Nihayet yapılan gravimetri ölçümleri (yer çekiminin ölçümü), izostazi kuramının (yer kabuğunun denge kuramı) geliştirilmesini sağladı. Dünya ölçeğinde yapılan bu jeofizik ölçümleri, bir istasyon ağının kurulmasını gerektirdi ve bu ağ bir dünya haritası yapımına imkan verdi.
Jeofizik Nedir Kısaca Tanımı
Jeofizik yöntemlerin temel bir önemi yoksa da, farklı bir ölçekte bunlar, toprak altının geometrisini ve doğasını belirlemeye imkan sağlar.
Jeofizi Araştırmaları
Yöresel ölçekte uygulanan jeofizik yöntemleri, maden yataklarını araştırmada olduğu kadar, kamu çalışmalarında da iyi bir araştırma aracı oluşturur; çünkü dolaysız gözlemle ulaşılamayan toprak altı konusunda bilgi verir.
Sismoloji derinlerdeki toprakların özelliği ve yerleşimi konusunda yeterli imgeleri sağlar. Bu dal işlenen probleme uygun şiddette bir patlamanın doğurduğu dalgaları çözümler. Petrol araştırmalarında temel araçlardan biridir ve karada olduğu kadar denizde de hidrokarbon kapanları oluşturmaya elverişli bölgelerin yerlerini belirleme imkanı verir. Böylece kuyu açmada yer belirleme açısından rehberlik eder. Ayrıca bu dalgalar, toprak altının belirgin niteliklerini ortaya koyar; mesela çatlak ve sağlam kayaçlar dalgaları aynı hızla iletmez; dolayısıyla bu yöntemden kamu işlerinde de yararlanılır.

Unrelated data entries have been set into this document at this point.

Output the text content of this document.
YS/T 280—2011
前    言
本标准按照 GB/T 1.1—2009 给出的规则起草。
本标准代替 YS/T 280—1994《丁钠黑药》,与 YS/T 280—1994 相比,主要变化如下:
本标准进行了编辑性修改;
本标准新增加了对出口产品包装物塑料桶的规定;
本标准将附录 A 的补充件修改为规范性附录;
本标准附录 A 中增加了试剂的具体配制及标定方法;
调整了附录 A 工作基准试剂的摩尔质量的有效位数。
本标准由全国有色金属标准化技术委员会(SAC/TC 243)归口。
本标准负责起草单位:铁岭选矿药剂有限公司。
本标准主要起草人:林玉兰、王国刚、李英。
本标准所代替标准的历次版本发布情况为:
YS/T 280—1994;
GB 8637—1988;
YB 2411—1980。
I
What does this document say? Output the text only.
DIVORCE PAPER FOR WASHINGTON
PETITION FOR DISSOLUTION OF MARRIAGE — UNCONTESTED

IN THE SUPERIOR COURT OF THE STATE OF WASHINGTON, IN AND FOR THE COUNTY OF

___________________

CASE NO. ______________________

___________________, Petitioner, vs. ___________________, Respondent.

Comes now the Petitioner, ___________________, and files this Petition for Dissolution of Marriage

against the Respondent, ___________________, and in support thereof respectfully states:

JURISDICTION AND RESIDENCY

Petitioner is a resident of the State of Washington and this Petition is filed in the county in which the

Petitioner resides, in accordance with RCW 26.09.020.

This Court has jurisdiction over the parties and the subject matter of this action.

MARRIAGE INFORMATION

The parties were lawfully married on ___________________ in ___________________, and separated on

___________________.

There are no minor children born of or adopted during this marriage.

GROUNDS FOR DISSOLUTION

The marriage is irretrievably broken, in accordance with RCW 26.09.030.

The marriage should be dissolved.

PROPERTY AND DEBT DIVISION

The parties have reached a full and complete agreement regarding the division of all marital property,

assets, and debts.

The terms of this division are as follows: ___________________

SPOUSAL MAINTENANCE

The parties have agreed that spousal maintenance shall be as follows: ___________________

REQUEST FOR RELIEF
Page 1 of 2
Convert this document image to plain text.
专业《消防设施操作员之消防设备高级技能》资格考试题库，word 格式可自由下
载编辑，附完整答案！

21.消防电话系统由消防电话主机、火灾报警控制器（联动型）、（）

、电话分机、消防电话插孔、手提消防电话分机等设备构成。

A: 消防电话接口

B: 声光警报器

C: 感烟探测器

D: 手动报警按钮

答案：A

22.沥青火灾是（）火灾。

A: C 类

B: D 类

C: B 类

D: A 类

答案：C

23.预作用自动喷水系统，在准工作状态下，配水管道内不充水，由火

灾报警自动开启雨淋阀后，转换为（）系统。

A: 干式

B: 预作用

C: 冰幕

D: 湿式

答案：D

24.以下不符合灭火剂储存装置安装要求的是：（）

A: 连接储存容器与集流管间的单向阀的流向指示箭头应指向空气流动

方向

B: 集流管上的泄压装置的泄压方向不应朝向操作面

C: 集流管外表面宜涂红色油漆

Toprak altındaki ferromanyetik kütleler, uygun ölçekteki haritalarda gösterilen manyetik anormalliklere yol açar. Bu haritalar bazı minerallerin değişimini de belirtir.
Gravimetrik haritalar yer kabuğu içindeki kütlelerin dağılımı üzerine bilgi verir. Negatif bir anormallikle ortaya çıkan kütle eksikliği, toprak altında boşluklar bulunduğunu gösterir. İnşaat çalışmalarına girmeden önce bunların bilinmesi gerekir. Tersine, pozitif bir anormallik yoğun bir kütlenin varlığını gösterir; bu yoğunluk bir mineralin derişiminden kaynaklanabilir.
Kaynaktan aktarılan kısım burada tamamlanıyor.